앤디 워홀이 남긴 작품과 그 삶의 기록은 어디서 찾아볼 수 있을까? 당신은 미국 펜실베니아 피츠버그에 위치한 ‘앤디 워홀 박물관’에서 그의 모든 것을 만날 수 있다. 예술가 단 한명의 작품만을 전시한 박물관으로는 미국 최대 규모다. 이 박물관을 방문하는 관람객들이 ‘워홀이 살아생전 이 곳에서 살았을 것’이라고 착각할 정도로 워홀의 모든 것을 완벽히 구비해뒀다. 자신의 삶이 기록되고 보존돼야 한다고 생각했던 워홀의 유지를 반영한 탓이다.
워홀은 핸드 드로잉, 회화, 프린팅, 실크 스크리닝(silk screening), 조각, 영화, 음악 등 다양한 기법과 매체를 활용해 작품을 만들었다. ‘컴퓨터 예술’의 선구자이기도 한 그는 1984년 처음 등장한 ‘아미가 컴퓨터’를 이용해 자신만의 예술을 창조했다. 사망 2년 전, 잡지 ‘인터뷰 매거진’(Interview Magazine)을 창간했고, <앤디워홀과 팝아트의 철학>(The Philosophy of Andy Warhol and Popism: The Warhol Sixties) 등의 서적을 집필했다. 그는 다양한 장르의 예술인과도 콜라보레이션을 진행했는데, 그 중 대표적인 사례가 록밴드 ‘벨벳언더그라운드’다. 그는 ‘벨벳언더그라운드&니코’ 앨범을 프로듀싱하며 커버도 직접 그렸는데, 이 음반과 커버는 지금까지도 회자되는 명작이다.
앤디 워홀의 작품에 흔히 볼 수 있는 것이 있다. 바로 특정 인물 혹은 사물의 ‘반복’이다. 이는 제조업이 발달하며 ‘대량생산’ 사회로 접어든 미국의 시대상을 담은 것이다. 그는 콜라와 같은 대량생산 상품을 그림 소재로 삼았을 뿐만 아니라, 자신의 작품 자체를 대량생산하였다. 이를 반영하듯, 앤디 워홀은 자신의 스튜디오 ‘팩토리’(The Factory)에서 판화, 신발, 영화, 책 등 그의 예술작품을 대량으로 생산해 냈다.
Andy Warhol: an Elusive Businessman, Mastermind and Artist
Andrew Warhola, or Andy Warhol was an elusive mastermind who made art into a business, being called “King of Pop art”. But with his sudden death in 1987, he left behind a tremendous pile of unfinished paintings and artworks, along with a lot of unfinished businesses and unraveled secrets.
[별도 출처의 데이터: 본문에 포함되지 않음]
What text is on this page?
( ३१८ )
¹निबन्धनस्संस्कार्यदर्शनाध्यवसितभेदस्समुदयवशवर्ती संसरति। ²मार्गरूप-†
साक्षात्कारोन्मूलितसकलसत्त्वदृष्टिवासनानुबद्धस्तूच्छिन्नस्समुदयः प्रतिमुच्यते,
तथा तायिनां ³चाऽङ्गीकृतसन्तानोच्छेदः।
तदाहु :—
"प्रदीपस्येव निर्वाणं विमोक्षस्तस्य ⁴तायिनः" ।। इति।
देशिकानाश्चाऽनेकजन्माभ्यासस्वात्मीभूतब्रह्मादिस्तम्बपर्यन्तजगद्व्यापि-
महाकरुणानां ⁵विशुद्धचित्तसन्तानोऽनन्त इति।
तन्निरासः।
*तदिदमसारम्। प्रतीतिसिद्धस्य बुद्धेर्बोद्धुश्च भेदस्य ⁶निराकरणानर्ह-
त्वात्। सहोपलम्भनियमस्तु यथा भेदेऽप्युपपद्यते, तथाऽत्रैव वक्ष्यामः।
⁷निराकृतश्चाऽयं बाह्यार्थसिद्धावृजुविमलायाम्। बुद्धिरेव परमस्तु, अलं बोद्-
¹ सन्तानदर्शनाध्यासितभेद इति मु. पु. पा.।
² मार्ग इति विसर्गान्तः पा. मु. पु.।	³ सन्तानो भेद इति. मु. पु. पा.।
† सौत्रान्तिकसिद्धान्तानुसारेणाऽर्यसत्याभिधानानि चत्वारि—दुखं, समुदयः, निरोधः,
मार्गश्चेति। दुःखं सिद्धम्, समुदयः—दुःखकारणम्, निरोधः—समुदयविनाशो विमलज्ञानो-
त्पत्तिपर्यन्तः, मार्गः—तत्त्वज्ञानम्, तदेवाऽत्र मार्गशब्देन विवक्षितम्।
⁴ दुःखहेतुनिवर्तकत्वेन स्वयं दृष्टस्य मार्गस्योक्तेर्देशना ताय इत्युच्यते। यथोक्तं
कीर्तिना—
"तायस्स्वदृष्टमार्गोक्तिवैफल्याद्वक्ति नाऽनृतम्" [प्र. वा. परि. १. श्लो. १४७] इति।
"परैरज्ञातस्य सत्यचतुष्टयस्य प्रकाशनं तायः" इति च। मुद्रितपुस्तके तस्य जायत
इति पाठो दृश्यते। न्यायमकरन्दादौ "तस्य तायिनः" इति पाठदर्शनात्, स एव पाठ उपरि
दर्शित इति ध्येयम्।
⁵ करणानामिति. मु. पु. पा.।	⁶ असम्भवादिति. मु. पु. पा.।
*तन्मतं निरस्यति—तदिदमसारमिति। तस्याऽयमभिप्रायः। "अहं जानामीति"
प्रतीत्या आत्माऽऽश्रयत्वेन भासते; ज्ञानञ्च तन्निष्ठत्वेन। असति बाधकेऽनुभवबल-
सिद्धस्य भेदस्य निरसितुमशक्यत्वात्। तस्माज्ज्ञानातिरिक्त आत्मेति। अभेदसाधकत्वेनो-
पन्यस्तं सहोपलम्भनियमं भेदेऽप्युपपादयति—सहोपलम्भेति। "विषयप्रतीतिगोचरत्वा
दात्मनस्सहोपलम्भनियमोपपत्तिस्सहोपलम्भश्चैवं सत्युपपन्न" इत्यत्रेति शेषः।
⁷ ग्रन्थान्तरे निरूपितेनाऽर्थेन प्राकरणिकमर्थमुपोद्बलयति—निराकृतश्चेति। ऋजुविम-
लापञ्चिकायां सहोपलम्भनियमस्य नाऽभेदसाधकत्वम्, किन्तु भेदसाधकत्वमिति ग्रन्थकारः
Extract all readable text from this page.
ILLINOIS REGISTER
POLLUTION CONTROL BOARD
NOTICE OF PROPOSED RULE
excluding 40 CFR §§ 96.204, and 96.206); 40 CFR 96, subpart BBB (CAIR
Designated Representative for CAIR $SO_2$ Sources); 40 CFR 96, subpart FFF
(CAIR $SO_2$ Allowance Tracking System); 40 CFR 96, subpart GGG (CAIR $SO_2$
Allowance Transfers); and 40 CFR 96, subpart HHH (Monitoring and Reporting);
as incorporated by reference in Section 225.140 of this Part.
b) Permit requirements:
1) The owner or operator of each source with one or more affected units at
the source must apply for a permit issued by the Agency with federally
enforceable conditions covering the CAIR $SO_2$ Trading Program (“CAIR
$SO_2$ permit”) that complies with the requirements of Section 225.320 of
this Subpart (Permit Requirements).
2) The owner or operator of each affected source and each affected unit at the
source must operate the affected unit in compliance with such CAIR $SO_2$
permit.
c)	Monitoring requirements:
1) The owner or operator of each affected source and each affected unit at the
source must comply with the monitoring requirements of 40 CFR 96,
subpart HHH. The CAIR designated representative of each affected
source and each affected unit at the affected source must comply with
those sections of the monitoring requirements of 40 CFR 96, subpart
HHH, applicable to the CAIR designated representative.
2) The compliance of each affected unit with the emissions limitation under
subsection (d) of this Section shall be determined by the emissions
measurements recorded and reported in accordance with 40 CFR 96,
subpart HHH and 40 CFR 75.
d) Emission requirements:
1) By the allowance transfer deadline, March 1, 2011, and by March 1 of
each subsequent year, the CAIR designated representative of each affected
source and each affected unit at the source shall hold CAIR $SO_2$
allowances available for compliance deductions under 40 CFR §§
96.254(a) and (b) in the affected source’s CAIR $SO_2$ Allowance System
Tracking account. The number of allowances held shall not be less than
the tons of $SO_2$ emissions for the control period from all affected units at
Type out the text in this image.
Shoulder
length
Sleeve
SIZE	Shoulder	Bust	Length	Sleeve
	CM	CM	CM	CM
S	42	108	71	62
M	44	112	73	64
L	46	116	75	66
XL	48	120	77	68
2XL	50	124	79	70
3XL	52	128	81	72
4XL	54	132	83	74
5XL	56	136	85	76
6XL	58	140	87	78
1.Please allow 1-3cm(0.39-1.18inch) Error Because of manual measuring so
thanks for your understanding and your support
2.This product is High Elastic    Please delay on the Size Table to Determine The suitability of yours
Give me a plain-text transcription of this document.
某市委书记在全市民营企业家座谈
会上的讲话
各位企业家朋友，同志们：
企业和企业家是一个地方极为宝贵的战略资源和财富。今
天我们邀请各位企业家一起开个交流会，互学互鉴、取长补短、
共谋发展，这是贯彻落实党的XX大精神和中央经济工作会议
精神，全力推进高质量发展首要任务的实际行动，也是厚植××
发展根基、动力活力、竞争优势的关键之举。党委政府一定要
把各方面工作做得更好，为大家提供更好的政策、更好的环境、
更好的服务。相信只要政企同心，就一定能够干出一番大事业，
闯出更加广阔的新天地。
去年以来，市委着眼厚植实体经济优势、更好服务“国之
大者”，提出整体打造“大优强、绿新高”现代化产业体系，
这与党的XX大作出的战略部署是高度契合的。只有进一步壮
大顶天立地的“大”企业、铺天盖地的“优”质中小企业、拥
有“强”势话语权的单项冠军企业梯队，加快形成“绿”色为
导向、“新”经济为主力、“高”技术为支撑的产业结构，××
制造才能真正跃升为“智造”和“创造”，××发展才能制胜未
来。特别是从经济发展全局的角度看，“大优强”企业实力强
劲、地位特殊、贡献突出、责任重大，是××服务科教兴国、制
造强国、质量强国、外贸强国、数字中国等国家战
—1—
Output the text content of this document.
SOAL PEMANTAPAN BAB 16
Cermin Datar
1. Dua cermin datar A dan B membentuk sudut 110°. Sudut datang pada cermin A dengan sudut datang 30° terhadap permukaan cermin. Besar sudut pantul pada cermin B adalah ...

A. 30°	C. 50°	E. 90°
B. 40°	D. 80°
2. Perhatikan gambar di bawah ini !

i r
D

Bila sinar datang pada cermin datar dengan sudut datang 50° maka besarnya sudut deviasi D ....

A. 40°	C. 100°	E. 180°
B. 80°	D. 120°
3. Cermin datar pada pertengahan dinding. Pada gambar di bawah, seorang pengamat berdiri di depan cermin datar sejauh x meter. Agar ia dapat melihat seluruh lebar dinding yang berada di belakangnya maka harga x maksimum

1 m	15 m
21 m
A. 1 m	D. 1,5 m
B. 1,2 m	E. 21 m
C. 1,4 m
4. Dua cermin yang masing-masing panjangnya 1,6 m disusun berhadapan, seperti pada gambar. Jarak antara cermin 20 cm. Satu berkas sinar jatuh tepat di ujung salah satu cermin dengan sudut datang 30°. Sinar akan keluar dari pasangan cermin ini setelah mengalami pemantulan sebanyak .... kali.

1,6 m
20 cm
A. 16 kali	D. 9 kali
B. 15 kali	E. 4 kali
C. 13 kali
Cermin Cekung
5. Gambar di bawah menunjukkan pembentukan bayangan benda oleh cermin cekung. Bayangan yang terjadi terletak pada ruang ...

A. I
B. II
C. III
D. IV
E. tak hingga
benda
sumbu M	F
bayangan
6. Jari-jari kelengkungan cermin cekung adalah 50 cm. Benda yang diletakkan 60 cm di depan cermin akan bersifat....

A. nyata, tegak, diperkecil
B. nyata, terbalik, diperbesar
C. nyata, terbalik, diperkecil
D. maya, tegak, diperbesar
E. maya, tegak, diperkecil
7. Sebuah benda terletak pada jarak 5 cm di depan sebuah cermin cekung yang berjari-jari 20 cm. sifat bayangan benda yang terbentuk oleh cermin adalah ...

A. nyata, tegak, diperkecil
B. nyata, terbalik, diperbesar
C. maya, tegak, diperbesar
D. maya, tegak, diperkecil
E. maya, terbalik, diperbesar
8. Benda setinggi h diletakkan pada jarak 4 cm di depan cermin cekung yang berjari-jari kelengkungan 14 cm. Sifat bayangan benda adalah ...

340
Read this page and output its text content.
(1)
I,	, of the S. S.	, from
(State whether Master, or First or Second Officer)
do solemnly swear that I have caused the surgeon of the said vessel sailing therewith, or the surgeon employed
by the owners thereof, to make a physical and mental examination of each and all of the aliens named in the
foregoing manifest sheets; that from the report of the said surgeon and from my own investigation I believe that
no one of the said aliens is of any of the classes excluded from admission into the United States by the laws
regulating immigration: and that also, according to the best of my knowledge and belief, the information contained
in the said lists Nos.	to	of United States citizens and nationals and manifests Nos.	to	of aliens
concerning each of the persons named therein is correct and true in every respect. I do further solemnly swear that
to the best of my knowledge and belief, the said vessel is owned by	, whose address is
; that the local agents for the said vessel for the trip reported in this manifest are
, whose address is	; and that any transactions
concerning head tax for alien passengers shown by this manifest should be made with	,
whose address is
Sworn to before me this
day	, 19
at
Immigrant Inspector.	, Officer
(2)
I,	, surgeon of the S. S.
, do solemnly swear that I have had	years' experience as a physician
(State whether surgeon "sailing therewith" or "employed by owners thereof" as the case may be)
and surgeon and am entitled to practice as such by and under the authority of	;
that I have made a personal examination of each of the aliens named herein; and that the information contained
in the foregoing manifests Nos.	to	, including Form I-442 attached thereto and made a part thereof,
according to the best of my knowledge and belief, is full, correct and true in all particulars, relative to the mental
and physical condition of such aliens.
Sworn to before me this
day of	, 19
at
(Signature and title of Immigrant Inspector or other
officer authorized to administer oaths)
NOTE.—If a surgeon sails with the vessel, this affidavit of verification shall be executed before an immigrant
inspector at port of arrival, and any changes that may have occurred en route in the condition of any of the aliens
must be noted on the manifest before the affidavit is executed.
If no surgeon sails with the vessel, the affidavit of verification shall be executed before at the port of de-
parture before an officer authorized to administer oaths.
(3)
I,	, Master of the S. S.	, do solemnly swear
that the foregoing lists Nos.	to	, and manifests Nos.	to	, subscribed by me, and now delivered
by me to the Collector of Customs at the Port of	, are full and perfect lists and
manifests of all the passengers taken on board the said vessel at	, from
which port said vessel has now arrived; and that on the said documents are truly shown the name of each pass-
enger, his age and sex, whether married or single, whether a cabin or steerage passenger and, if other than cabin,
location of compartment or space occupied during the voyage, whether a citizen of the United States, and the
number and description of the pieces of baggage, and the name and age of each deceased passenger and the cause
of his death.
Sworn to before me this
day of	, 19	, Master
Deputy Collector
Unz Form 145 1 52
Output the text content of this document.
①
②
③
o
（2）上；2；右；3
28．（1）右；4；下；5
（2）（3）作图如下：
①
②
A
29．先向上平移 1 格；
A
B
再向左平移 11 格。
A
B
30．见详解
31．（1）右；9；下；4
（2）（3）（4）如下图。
The ‘Citizen Kane of the art world’, Warhol’s works explore the relationship between artistic expression, celebrity culture, and constant advertisement bombardment that had become dominant by the 1960s. After a successful career as a commercial illustrator, Warhol became a renowned and at times, controversial artist.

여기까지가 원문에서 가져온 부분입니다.